3. Apply the same pattern to the List generated reports step and the upload-artifact path, by defining OUTPUT_DIR in env: and using $OUTPUT_DIR in run: and with: where appropriate (for with: we still must use ${{ env.OUTPUT_DIR }}, but that’s not a shell context).

All edits are confined to .github/workflows/canton-reports.yaml within the provided regions: add env: blocks to the two shell steps and the upload step, and replace usages of ${{ inputs.* }} inside run: with the corresponding shell variables. No new methods or external libraries are needed.

In general, to fix this pattern in GitHub Actions, any untrusted input should first be assigned to an environment variable via ${{ }} in the YAML, and then referenced using the shell’s native variable expansion ($VAR) inside the run: script. This avoids injecting GitHub expressions directly into the command string and lets the shell treat the value as plain data.

For this specific workflow, we should:

• Move all ${{ inputs.* }} usages within run: blocks into env: declarations for the step.
• In the shell script, read those environment variables using $OUTPUT_DIR, $USE_MOCK_DATA, $VALIDATOR_ONLY, $NON_VALIDATOR_ONLY, and $DAYS.
• Also update the later List generated reports step to use $OUTPUT_DIR rather than ${{ inputs.output_dir }} for consistency and safety.

Concretely, in .github/workflows/canton-reports.yaml:

• In the “Generate Canton wallet reports” step, add an env: section mapping each input to a corresponding env var, and rewrite the script to use those env vars instead of ${{ inputs.* }}.
• In the “List generated reports” step, add an env: section for OUTPUT_DIR and change ls -lh ${{ inputs.output_dir }} to ls -lh "$OUTPUT_DIR".
  No additional methods or external libraries are needed; this is purely a YAML and shell change.
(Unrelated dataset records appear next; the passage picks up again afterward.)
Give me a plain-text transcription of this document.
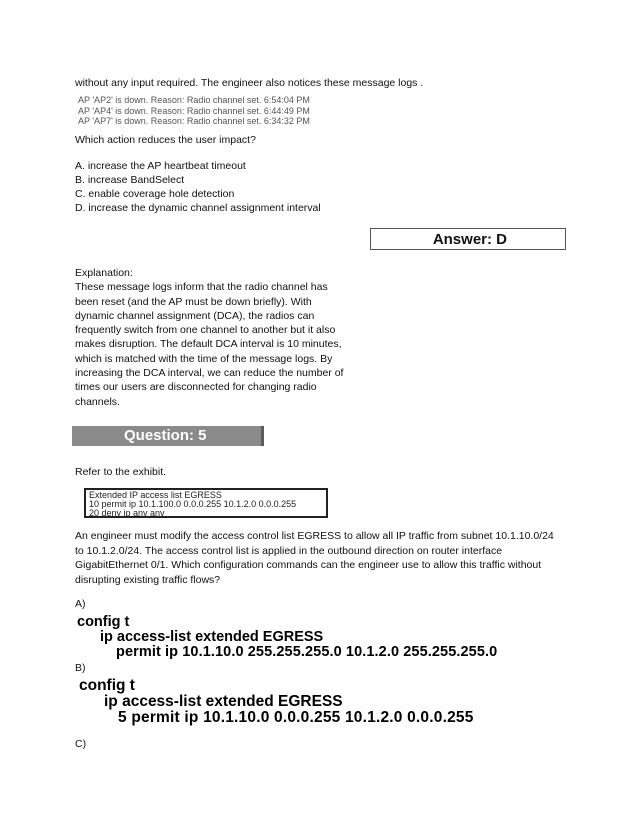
without any input required. The engineer also notices these message logs .
AP 'AP2' is down. Reason: Radio channel set. 6:54:04 PM
AP 'AP4' is down. Reason: Radio channel set. 6:44:49 PM
AP 'AP7' is down. Reason: Radio channel set. 6:34:32 PM
Which action reduces the user impact?
A. increase the AP heartbeat timeout
B. increase BandSelect
C. enable coverage hole detection
D. increase the dynamic channel assignment interval
Answer: D
Explanation:
These message logs inform that the radio channel has
been reset (and the AP must be down briefly). With
dynamic channel assignment (DCA), the radios can
frequently switch from one channel to another but it also
makes disruption. The default DCA interval is 10 minutes,
which is matched with the time of the message logs. By
increasing the DCA interval, we can reduce the number of
times our users are disconnected for changing radio
channels.
Question: 5
Refer to the exhibit.
Extended IP access list EGRESS
10 permit ip 10.1.100.0 0.0.0.255 10.1.2.0 0.0.0.255
20 deny ip any any
An engineer must modify the access control list EGRESS to allow all IP traffic from subnet 10.1.10.0/24
to 10.1.2.0/24. The access control list is applied in the outbound direction on router interface
GigabitEthernet 0/1. Which configuration commands can the engineer use to allow this traffic without
disrupting existing traffic flows?
A)
config t
ip access-list extended EGRESS
permit ip 10.1.10.0 255.255.255.0 10.1.2.0 255.255.255.0
B)
config t
ip access-list extended EGRESS
5 permit ip 10.1.10.0 0.0.0.255 10.1.2.0 0.0.0.255
C)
To fix this, we should stop interpolating inputs.output_dir (and the other user-controllable inputs) directly into the shell commands with ${{ ... }} and instead assign them to environment variables via env: and reference them using native shell syntax ($OUTPUT_DIR, $USE_MOCK_DATA, etc.). This follows GitHub’s recommended mitigation pattern and prevents shell from interpreting injected characters as code.

Concretely, in .github/workflows/canton-reports.yaml:

• For the “Generate Canton wallet reports” step:
  • Add an env: block that maps all workflow inputs used in the script (output_dir, use_mock_data, validator_only, non_validator_only, days) to environment variables (e.g., OUTPUT_DIR: ${{ inputs.output_dir }}, etc.).
  • In the run: script:
    • Replace mkdir -p ${{ inputs.output_dir }} with mkdir -p "$OUTPUT_DIR".
    • Initialize ARGS with --output-dir "$OUTPUT_DIR" instead of referencing the expression directly.
    • Replace all if [ "${{ inputs.X }}" == "true" ]; then branches to check the corresponding env var: if [ "$USE_MOCK_DATA" = "true" ]; then etc.
    • Replace ARGS="$ARGS --days ${{ inputs.days }}" with ARGS="$ARGS --days $DAYS".
• For the “List generated reports” step:
  • Add an env: block with OUTPUT_DIR: ${{ inputs.output_dir }}.
  • Replace ls -lh ${{ inputs.output_dir }} with ls -lh "$OUTPUT_DIR".

We leave non-shell contexts (like artifact path:) unchanged, since they are not interpreted as shell commands. This preserves existing functionality while eliminating direct interpolation of untrusted values into the shell.